Another SQLite feature that comes in handy is JSONB. With JSONB, you can store your value in each key-value pair as a JSON string, and this allows for quick querying of data if you for instance want to get a particular token in a particular index of your value JSON.

To start off with inferencing, you can either choose to start off with a specific word, or generate a random sentence by getting the total number of key-value pairs and choosing a random SQLite row number. To end off inferencing, simple strip the start and stop tokens off the beginning and end of your completed sentence.

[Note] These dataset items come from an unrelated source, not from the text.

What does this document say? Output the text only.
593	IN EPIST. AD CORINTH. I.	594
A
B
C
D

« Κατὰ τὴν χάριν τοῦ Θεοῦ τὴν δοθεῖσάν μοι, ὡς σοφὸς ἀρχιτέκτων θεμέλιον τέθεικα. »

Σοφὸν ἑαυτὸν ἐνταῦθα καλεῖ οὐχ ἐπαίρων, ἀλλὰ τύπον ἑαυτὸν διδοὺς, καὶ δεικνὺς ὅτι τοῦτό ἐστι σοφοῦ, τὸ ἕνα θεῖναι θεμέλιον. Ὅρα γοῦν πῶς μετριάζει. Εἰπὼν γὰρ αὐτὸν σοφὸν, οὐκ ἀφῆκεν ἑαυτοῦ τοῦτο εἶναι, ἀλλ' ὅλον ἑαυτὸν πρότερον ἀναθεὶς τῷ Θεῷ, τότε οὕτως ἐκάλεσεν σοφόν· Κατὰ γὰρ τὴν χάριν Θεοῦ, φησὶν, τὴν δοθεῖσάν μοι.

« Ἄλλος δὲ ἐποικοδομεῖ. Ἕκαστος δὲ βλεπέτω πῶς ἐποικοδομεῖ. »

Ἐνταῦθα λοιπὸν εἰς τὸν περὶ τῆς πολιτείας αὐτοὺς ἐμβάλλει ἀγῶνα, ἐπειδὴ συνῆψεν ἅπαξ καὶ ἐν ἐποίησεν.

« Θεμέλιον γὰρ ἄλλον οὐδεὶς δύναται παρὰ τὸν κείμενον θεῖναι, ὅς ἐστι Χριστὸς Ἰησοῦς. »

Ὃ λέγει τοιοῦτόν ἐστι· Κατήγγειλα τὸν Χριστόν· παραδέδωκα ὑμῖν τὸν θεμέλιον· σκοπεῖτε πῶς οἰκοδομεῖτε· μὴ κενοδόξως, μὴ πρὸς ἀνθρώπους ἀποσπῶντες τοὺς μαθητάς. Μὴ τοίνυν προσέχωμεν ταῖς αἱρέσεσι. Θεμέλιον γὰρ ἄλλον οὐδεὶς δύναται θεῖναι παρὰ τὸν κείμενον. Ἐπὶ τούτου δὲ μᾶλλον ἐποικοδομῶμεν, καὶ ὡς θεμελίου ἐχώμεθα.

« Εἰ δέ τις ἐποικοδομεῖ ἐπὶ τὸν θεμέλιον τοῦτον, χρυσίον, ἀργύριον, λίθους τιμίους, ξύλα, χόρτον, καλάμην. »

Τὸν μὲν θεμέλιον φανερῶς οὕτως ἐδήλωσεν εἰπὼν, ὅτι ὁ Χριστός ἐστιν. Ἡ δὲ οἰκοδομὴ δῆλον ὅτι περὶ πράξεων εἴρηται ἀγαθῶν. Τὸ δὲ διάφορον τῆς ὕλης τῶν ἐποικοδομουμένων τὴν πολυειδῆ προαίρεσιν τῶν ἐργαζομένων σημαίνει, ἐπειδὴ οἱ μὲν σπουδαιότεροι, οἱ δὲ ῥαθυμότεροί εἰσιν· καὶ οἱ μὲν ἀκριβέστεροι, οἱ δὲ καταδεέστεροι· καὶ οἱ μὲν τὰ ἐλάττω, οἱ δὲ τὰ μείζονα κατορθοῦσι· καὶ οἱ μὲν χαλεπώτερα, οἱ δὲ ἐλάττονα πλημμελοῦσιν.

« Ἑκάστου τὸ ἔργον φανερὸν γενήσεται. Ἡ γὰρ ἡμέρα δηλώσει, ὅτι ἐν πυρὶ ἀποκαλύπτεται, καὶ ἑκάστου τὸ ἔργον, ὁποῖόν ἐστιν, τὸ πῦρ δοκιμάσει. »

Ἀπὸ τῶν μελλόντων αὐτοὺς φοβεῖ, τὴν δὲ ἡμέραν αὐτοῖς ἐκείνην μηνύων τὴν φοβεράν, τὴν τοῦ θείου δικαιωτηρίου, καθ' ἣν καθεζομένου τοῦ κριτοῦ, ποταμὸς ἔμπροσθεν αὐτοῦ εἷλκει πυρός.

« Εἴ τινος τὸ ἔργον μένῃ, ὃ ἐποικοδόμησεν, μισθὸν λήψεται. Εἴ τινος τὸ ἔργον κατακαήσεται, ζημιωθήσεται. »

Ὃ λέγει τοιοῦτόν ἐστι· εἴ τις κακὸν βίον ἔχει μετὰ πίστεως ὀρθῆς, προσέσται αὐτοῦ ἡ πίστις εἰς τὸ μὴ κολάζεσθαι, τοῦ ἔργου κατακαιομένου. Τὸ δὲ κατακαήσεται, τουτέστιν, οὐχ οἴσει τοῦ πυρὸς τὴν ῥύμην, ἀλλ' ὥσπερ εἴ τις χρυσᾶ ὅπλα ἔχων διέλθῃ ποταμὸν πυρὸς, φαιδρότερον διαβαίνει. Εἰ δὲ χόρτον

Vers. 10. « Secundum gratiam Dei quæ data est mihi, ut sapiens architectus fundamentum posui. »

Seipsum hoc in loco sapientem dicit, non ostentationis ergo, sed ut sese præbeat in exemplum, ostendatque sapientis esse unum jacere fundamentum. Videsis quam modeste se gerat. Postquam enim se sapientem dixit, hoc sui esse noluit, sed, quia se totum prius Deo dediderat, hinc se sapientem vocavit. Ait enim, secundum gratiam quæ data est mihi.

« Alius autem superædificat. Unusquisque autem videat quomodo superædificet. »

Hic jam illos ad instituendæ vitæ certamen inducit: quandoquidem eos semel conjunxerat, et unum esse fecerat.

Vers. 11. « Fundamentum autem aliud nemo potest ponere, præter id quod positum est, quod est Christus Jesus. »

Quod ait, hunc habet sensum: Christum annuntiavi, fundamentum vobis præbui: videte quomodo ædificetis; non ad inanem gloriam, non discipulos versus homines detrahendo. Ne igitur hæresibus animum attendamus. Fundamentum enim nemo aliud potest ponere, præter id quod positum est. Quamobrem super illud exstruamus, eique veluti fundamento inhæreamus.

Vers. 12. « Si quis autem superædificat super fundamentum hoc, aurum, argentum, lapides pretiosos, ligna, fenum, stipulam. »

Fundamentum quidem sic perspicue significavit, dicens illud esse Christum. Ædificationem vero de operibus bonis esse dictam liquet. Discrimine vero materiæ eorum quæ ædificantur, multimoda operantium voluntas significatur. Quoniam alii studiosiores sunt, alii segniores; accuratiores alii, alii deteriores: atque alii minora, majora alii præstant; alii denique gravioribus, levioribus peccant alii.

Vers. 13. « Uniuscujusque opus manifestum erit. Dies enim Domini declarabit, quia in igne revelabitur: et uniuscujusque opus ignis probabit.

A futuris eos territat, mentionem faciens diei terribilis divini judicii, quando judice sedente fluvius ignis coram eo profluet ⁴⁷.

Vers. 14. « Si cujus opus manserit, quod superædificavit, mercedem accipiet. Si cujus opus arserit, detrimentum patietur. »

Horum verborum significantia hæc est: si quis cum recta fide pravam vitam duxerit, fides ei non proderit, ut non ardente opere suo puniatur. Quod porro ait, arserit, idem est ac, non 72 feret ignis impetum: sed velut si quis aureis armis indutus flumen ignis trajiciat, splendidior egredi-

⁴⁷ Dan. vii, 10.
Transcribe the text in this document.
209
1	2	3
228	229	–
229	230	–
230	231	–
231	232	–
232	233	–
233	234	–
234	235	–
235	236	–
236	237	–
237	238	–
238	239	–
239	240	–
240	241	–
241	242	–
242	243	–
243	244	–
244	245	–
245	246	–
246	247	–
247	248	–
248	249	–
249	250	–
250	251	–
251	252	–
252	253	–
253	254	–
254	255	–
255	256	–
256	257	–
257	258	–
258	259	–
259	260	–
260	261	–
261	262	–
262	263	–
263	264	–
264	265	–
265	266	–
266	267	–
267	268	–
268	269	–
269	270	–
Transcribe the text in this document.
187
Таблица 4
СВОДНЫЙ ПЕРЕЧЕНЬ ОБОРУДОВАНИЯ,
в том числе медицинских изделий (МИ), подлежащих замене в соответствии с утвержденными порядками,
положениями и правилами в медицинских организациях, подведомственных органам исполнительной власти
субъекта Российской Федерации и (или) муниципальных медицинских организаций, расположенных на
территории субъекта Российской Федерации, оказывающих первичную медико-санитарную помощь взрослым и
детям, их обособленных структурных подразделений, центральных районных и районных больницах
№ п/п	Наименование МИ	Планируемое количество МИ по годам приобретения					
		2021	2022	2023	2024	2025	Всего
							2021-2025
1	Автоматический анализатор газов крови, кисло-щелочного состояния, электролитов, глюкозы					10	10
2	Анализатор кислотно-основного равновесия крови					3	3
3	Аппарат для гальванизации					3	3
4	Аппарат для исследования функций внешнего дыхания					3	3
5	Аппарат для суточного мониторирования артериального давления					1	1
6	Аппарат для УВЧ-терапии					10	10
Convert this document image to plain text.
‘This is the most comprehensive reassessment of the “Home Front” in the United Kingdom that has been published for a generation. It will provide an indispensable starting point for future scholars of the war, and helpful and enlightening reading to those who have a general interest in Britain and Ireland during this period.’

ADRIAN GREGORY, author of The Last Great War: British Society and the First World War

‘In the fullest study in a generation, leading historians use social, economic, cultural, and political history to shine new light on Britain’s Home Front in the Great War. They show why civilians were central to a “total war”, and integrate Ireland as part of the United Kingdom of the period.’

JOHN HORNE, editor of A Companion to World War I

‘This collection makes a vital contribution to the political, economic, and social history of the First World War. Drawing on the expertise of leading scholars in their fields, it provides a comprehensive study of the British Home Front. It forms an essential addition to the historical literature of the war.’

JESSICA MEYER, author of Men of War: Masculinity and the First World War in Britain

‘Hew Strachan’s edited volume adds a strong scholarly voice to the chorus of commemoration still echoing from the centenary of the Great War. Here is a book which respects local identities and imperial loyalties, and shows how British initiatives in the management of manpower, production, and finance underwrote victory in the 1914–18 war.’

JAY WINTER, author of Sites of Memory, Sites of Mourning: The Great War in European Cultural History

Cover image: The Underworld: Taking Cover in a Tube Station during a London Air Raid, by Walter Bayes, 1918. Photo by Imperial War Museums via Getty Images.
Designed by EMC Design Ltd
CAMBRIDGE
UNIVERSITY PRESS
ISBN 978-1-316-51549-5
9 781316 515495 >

Transferring of model files

As I have said earlier, I am running sentence generation on a Raspberry Pi, but model generation operations are done on my personal laptop. To faciliate efficient transfer of data over SSH, you could either use rsync, or another tool that might fit this use case better: sqlite-rsync. It creates a delta of your local database and remote database and only makes surgical modifications to your remote database, speeding up the transfer process. Do note that the latter tool is typically not packaged by default on package managers, and you might need to compile it yourself.

Conclusion

I have been thinking of making this post for a long time. As I am capping of this post on the train, I realised that instead of reaching for the nearest shiny LLM model, try to evaluate your options and think of other perhaps more energy-efficient and/or performant methods. All I wanted was a way of generating funny messages without the need for it to be coherent, and burning through GPU tokens to achieve my silly objective doesn’t seem like a fair trade-off for me.